Marcus mengangguk. "Baik, Tuan."

"Sebelum itu tolong urus Nona Putman dulu. Bawa dia pergi dari sini." Ujarnya lagi yang langsung dilaksanakan oleh Marcus. "Dan oh ya, setelah melihat kejadian ini, aku rasa rencana pembangunan kelas baru sebaiknya di batalkan saja, aku tidak ingin banyak anak berubah menjadi brutal seperti anak itu. Ada baiknya anda membina anak seperti itu, Tuan Find." Katanya lagi. "Benar begitu, Nyonya Find?"

Wanita yang merupakan ibu Irena itu menunduk ketakutan melihat Lucas yang terus menatapnya. Ia tidak menyangka jika Angela memiliki koneksi yang jauh lebih tinggi dari pada suaminya.

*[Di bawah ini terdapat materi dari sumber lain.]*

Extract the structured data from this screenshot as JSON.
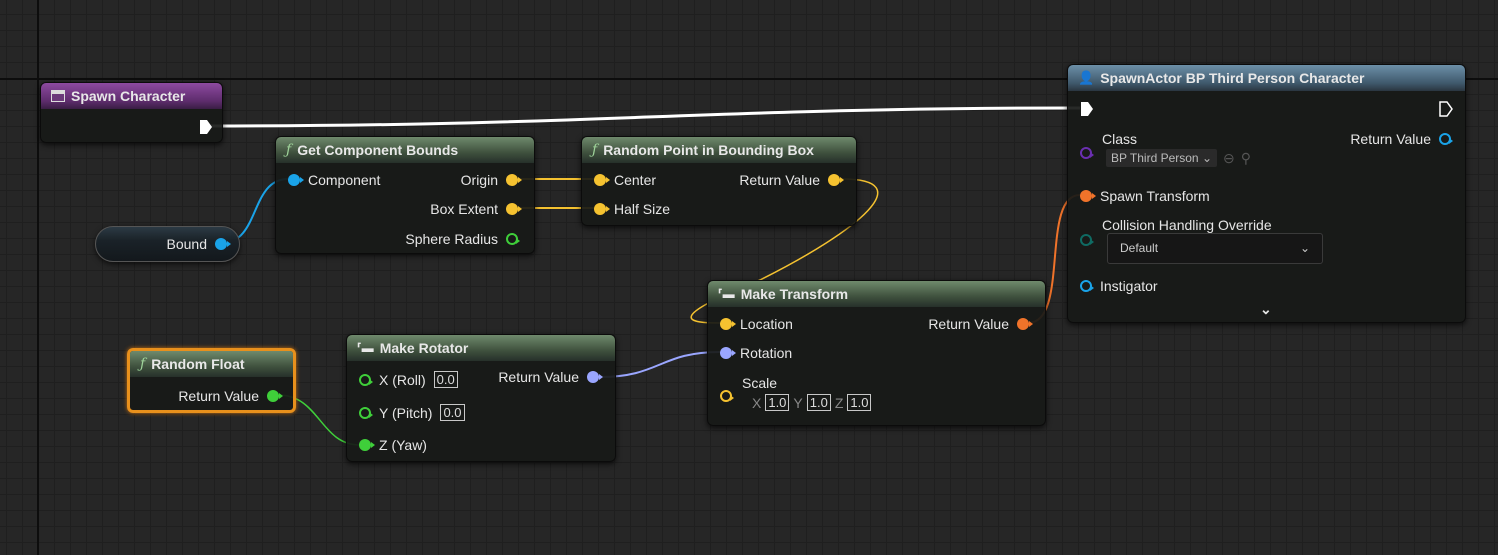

Ketika Lucas dan Angela telah pergi dari tempat itu, Irena mulai melemparkan emosinya kepada ibunya. Ia tidak terima saat ia mendengar Stefani akan dipindahkan ke AHS atau lebih dikenal dengan Ascadia High School, sekolah bergengsi yang berisi anak-anak jenius dan kaya raya. Harusnya dia yang masuk ke sekolah itu, bukan si Stefani.

Gadis itu berteriak melampiaskan amarahnya kepada sang ibu, kemudian ia membuang seluruh barang-barang di tasnya. Irena merasa harga dirinya telah hancur.